Montserrat Soler-Lopez

Structural biologist

I do the research that I want and it’s a privilege that not many have.  I’m really lucky to have academic freedom and to be able to do novel research. It’s increasingly difficult to find funding in the preliminary stages of a scientific project like mine. The ESRF has given me this great opportunity despite the risk of arriving at a dead-end. This freedom is so precious to me that I left my home town, Barcelona, family and a permanent position to come to Grenoble. Now I travel regularly between the two cities.
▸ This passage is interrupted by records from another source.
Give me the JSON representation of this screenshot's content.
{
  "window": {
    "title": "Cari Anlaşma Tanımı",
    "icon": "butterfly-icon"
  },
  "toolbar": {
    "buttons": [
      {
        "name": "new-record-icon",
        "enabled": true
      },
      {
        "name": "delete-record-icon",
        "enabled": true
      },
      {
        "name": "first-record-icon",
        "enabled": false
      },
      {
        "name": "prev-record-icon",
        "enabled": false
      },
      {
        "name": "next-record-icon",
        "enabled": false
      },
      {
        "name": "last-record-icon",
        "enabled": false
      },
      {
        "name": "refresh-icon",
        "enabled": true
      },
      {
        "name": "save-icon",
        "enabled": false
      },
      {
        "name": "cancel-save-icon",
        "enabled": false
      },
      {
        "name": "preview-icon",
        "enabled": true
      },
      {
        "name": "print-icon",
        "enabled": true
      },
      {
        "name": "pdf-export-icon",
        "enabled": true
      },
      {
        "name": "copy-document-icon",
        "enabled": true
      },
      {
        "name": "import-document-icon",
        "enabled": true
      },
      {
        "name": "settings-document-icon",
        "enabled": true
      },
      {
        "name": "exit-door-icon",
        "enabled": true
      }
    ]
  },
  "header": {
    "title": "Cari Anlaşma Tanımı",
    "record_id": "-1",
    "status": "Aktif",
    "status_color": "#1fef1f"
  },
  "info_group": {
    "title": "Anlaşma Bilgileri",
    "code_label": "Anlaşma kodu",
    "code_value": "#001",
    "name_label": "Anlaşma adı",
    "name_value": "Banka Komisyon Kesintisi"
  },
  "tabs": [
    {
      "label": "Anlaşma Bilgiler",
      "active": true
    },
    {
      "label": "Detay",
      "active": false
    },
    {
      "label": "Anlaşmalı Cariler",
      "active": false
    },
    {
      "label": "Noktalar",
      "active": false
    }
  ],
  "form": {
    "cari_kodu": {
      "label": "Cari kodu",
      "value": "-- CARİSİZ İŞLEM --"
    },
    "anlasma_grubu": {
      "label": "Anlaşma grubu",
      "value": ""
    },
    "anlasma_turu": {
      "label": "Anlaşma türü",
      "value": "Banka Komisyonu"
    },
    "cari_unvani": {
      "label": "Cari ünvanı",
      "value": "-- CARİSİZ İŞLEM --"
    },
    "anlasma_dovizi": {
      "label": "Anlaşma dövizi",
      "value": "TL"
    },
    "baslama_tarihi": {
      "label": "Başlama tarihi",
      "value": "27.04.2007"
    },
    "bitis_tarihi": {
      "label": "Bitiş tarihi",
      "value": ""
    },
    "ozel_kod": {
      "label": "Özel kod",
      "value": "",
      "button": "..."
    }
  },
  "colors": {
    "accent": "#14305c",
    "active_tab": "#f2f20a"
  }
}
My research is currently focused on the role of mitochondria in triggering Alzheimer’s disease, which hasn´t been studied in depth. Alzheimer’s is a very complex disease and so far there is no medicine that can heal it or slow it down. It is incredible that more than a century since its discovery we still know so little about it. The ESRF team has been extremely supportive and there’s a lot of trust invested in our research. After three years of searching without much luck, my team is finally getting promising results, which is very encouraging. We are exploring new platforms, for example cryo-electron microscopy. I am very ambitious, and I am looking forward to benefitting from the new capabilities that the Extremely Brilliant Source is going to offer. Serial crystallography on the MX beamlines will enable us to study smaller crystals. This is an exciting time and I am enjoying every minute of it.”